池上 キリスト教やイスラム教では、死んだら「最後の審判」があり、天国と地獄に振り分けられる、という死生観ですね。

養老 (中略)生きている時の行いが善だったか悪だったか決められるっていうからには、その人の一生を通した総体としての「自分」みたいなものが前提になっている。それが一神教の文化です。

でも仏教は「無我」というように、「私なんて無い」という立場です。人間は日々変化していき、今ある姿はかりそめのものに過ぎない。されにいえば、「生きている」ということだってかりそめでしょう。

その世界に一神教みたいな自己を入れても、折り合うわけがない。これは、いちばん根本的な違いじゃないかと思います。

(中略)

養老 一神教は、都市の宗教です。自然から切り離され、人間しかいない人工世界ですから、死生観だって人間中心主義になる。日本は世界から見れば「田舎」に属していて、一神教が普及しなかった。

このように、仏教と一神教とは根本的に違うということがのべられています。


また、一神教に関連して、宗教と科学の住み分けについてのべています。

養老 西洋の場合は、宗教と科学は対立するというより、表裏一体でしょうね。(中略)

池上 要するに、それぞれが住み分けをするという形での妥協ですね。(中略)

養老 デカルトが典型ですね。人間についても心身二元論になって、心のほうは宗教の領域、身体のほうは科学の領域と切り分けるようになった。

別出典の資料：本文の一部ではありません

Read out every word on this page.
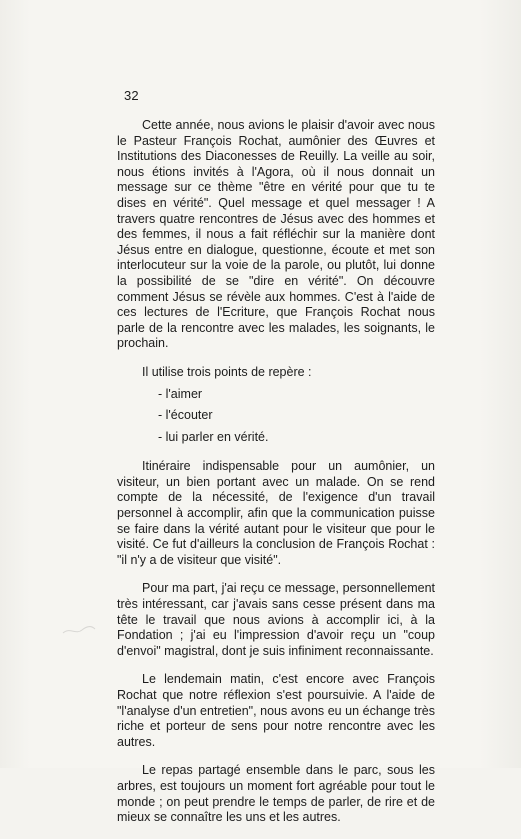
32

Cette année, nous avions le plaisir d'avoir avec nous le Pasteur François Rochat, aumônier des Œuvres et Institutions des Diaconesses de Reuilly. La veille au soir, nous étions invités à l'Agora, où il nous donnait un message sur ce thème "être en vérité pour que tu te dises en vérité". Quel message et quel messager ! A travers quatre rencontres de Jésus avec des hommes et des femmes, il nous a fait réfléchir sur la manière dont Jésus entre en dialogue, questionne, écoute et met son interlocuteur sur la voie de la parole, ou plutôt, lui donne la possibilité de se "dire en vérité". On découvre comment Jésus se révèle aux hommes. C'est à l'aide de ces lectures de l'Ecriture, que François Rochat nous parle de la rencontre avec les malades, les soignants, le prochain.

Il utilise trois points de repère :

- l'aimer
- l'écouter
- lui parler en vérité.

Itinéraire indispensable pour un aumônier, un visiteur, un bien portant avec un malade. On se rend compte de la nécessité, de l'exigence d'un travail personnel à accomplir, afin que la communication puisse se faire dans la vérité autant pour le visiteur que pour le visité. Ce fut d'ailleurs la conclusion de François Rochat : "il n'y a de visiteur que visité".

Pour ma part, j'ai reçu ce message, personnellement très intéressant, car j'avais sans cesse présent dans ma tête le travail que nous avions à accomplir ici, à la Fondation ; j'ai eu l'impression d'avoir reçu un "coup d'envoi" magistral, dont je suis infiniment reconnaissante.

Le lendemain matin, c'est encore avec François Rochat que notre réflexion s'est poursuivie. A l'aide de "l'analyse d'un entretien", nous avons eu un échange très riche et porteur de sens pour notre rencontre avec les autres.

Le repas partagé ensemble dans le parc, sous les arbres, est toujours un moment fort agréable pour tout le monde ; on peut prendre le temps de parler, de rire et de mieux se connaître les uns et les autres.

デカルトについては、池上さんはつぎのように説明しています。

有名なのは、「我思う、ゆえに我あり」という言葉です。知覚される全てを疑っても、その疑っている精神が存在することは疑いようがないということを起点として、デカルトは新しい哲学の方法を述べました。それが理性によって真理を探究するという近代哲学の出発点となり、身体を含めて世界を機械とみなす世界観の確立ともなりました。この世界観、身体観の上で、ヨーロッパの近代科学は展開したのです。


そして、文明の衝突についてのべています。

池上 世界全体をみると、キリスト教とイスラム教の対立といった、「文明の衝突」が言われます。再び宗教の時代に入ってきているのでしょうか。

養老 一神教同士はぶつかるようにできているんですよ。十字軍はまさにそうだし、ヨーロッパの中でもカトリックとプロテスタントの間で三十年戦争が起きています。

今日、グローバル化がすすんできて、出身のことなる人々が世界各地で混在するようになり、あらたな衝突もおこりはじめたと言えるのではないでしょうか。

最近の世界のニュースを理解するためには、世界の宗教、特に一神教に関する基本的な認識がやはり必要でしょう。一神教について知るためには、仏教や神道との相違を知ることがひとつの重要な方法になります。そのために、池上さんらの解説はとても参考になるとおもいます。